In his memoir, Screaming Eagle, Colonel (later Major General) Dale O. Smith, the commander of the 384th Bombardment Group during Big Week, explains how the 3rd Division’s diversionary tactics seemed to have helped.
“German controllers saw our first force, a diversion of three hundred bound for Poland, swing across the North Sea toward Denmark,” he writes. “Believing this a threat to Berlin, the Luftwaffe not only kept their northern fighters in place but dispatched 70 fighters from southern displacements to intercept. Eighty minutes later our main force of 700 bombers thrust at Holland on a direct route to the targets. I led the 41st Combat Wing of almost 60 Forts in this bomber stream. German radar stations soon reported our huge strength and before the 70 enemy fighters sent north could intercept our diversionary force their controllers recalled them. Some 90 local defenders attacked our main force on the penetration to Leipzig, but they had to break off and refuel about target time. The 70 fighters recalled from the north hardly got in the fight before running out of fuel.”
That morning, Leipzig lay beneath a blanket of snow, and a deep blue sky. Down there, it was a sunny day—literally, but not figuratively.
“The clouds seemed to open up and there was the target right in the middle of the hole,” Lieutenant Richard Crown, the 384th Bombardment Group’s lead bombardier recalled. “The hangars stood out plainly against the white snow, and when the bombs hit, those buildings disappeared in one puff. Our bombs swept right through the hangar area of the field. It was one of those days when everything g
oes right”
“Visibility was perfect and I could see one [target] airfield below with about 25 planes lined up in a row,” recalled Staff Sergeant Glen Dick, a radio operator with the 381st Bombardment Group, in a conversation with David Osborne for the book They Came from Over the Pond. “You could see big pieces of planes blown into the air when our bombs caught them. I also saw a tremendous explosion down there right after that. There was a big orange sheet of flame in the middle of the airfield.”
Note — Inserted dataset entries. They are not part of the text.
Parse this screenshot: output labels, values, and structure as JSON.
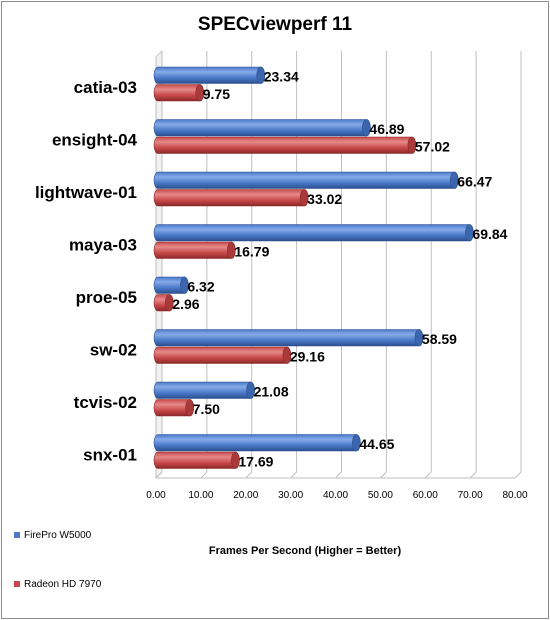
{
  "chart_data": {
    "type": "bar",
    "orientation": "horizontal",
    "title": "SPECviewperf 11",
    "xlabel": "Frames Per Second (Higher = Better)",
    "ylabel": "",
    "categories": [
      "catia-03",
      "ensight-04",
      "lightwave-01",
      "maya-03",
      "proe-05",
      "sw-02",
      "tcvis-02",
      "snx-01"
    ],
    "series": [
      {
        "name": "FirePro W5000",
        "color": "#4a7ac9",
        "values": [
          23.34,
          46.89,
          66.47,
          69.84,
          6.32,
          58.59,
          21.08,
          44.65
        ]
      },
      {
        "name": "Radeon HD 7970",
        "color": "#c8494a",
        "values": [
          9.75,
          57.02,
          33.02,
          16.79,
          2.96,
          29.16,
          7.5,
          17.69
        ]
      }
    ],
    "value_labels": [
      [
        "23.34",
        "46.89",
        "66.47",
        "69.84",
        "6.32",
        "58.59",
        "21.08",
        "44.65"
      ],
      [
        "9.75",
        "57.02",
        "33.02",
        "16.79",
        "2.96",
        "29.16",
        "7.50",
        "17.69"
      ]
    ],
    "xlim": [
      0,
      80
    ],
    "xticks": [
      0,
      10,
      20,
      30,
      40,
      50,
      60,
      70,
      80
    ],
    "xtick_labels": [
      "0.00",
      "10.00",
      "20.00",
      "30.00",
      "40.00",
      "50.00",
      "60.00",
      "70.00",
      "80.00"
    ],
    "grid": true,
    "bar_style": "3d-cylinder",
    "legend_position": "bottom-left"
  }
}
“Because the weather was uncertain we were provided with a Pathfinder crew especially trained for instrument bombing,” recalled Colonel Harold Bowman, commander of the 401st Bombardment Group. “The weather en route was indeed bad and preparations were made for aiming by instrument means but as we approached the target area, the clouds opened up to ‘scattered’ and a visual sighting was made. The result was, for our group, 100 percent of our bombs were within one thousand feet of the aiming point. Hits were made on the principal assembly shop of the Erla Messerschmitt production factory, and its other large assembly building was observed to be on fire as the bombers left the target area.”
“We started out on Pathfinder [using H2X or AN/APS-15 radar],” recalls Tech Sergeant Joseph Purdy, the radio operator in the 384th B-17 named Mrs. Geezil. “But the target was clear for miles around. We had very little escort—area cover, and not too good, but the enemy fighters were snowed in and the ground looked pretty. The sky was beautifully empty of everything except B-17s—lots of them.”
As the bombers exited the target area over Leipzig, the pilots could see a large number of contrails far to the south and coming toward the American force.